Les parents veulent retrouver leurs enfants, les ramener au pays. C’est alors, on est au mois de novembre 2022, je suis à Madrid, en plein rendez-vous avec Maysoun Douas, que Bilel me laisse un message. Il est comme foudroyé. On a dit aux parents de Feriel que malgré l’attente des tests d’ADN, malgré l’annonce, plus d’un an après la disparition de leur fille, de la comparaison positive des échantillons ADN, leur fille a été enterrée, quelque part, en Espagne. La croque-mort, comme dit Bilel, quand il ne dit pas vautour, s’appelle Maria-Jose, elle plane tout autour de cette côte orientale, à deux cent soixante dix kilomètres d’Alger, cette côte d’où autrefois s’embarquaient les morisques chassés par les rois catholiques, et, il y a bientôt cent ans, les républicains chassés par la bande de Franco. 

Dans cinq ans, a dit la croque-mort, vous pourrez récupérer le corps de votre fille. 

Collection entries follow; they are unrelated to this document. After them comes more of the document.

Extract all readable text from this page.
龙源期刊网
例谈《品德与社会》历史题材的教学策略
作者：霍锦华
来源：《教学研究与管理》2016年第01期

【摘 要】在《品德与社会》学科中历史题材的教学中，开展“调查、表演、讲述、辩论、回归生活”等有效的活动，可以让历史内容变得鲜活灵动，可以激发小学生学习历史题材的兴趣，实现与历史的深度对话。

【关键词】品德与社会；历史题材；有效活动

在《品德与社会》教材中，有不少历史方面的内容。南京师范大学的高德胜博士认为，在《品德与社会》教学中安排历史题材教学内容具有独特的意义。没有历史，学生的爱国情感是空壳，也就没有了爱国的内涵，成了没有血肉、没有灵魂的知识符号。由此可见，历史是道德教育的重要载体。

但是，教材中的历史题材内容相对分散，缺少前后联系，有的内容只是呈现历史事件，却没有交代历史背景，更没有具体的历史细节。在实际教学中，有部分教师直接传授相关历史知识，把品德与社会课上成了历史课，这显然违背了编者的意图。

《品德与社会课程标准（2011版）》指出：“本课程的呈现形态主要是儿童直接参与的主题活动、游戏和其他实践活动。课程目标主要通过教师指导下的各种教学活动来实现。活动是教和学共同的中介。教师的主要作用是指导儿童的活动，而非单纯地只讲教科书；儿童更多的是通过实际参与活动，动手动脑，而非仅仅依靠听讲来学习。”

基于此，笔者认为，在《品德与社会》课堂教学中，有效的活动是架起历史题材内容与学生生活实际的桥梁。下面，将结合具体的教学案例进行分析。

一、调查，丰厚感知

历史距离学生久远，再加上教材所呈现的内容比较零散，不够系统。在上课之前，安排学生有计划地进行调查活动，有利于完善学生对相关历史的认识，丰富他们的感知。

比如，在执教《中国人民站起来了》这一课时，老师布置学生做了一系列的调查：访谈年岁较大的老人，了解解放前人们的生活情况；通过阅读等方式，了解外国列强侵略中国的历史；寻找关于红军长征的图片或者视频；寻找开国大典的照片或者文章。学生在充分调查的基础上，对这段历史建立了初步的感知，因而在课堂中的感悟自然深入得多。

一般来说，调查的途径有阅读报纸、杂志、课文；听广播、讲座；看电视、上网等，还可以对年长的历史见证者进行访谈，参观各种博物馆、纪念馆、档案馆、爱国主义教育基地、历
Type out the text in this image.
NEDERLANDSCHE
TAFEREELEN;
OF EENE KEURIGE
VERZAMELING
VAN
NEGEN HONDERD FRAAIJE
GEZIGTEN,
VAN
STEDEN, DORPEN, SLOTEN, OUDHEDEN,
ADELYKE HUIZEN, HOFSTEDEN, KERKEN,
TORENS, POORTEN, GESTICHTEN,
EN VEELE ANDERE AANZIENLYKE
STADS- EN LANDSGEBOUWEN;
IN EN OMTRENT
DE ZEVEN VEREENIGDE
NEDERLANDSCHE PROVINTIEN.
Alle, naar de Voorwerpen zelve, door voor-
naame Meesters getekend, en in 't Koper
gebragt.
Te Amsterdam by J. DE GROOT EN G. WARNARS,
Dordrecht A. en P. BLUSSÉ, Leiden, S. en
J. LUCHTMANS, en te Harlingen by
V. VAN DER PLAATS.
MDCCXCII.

Dans la nuit du 23 au 24 mars, Bilel me dit que ça y est, Feriel va rentrer, dans son linceul, au pays. J’oublie de demander ce qui s’est passé entre l’oracle des cinq ans, prononcé par la croque-mort, et ce jour du 23, où le billet d’avion est pris pour Alger. Feriel rentre au pays, sans son mari, Saber Aïssa, sans son fils, le petit Amdjed, que la mer a choisi de garder. Le jeune homme que la mer amoureuse, a ramené sur le sable d’une des plus petites îles de la mer d’Alboran, Oussama Bouhraoua n’a pas encore été rapatrié. Je veux rappeler Bilel et lui demander ce qui s’est passé pour que la famille de Feriel, mais il est huit heures du matin, il est allé dormir, il dort ces quelques heures bénies, surtout ne le réveillez pas. 

Dans le bateau où voyageaient Oussama, Feriel, Aïssa et le petit Amdjed, allaient aussi Mohamed Amine Benhaddad, Zakaria Attiche, Billel Khatab, Ahmed Bay Djihad, Abdennecer Abikchi, Abdessalam Izebatene, Sabri Fares. Que la mer leur soit légère, que leurs parents trouvent un brin de repos.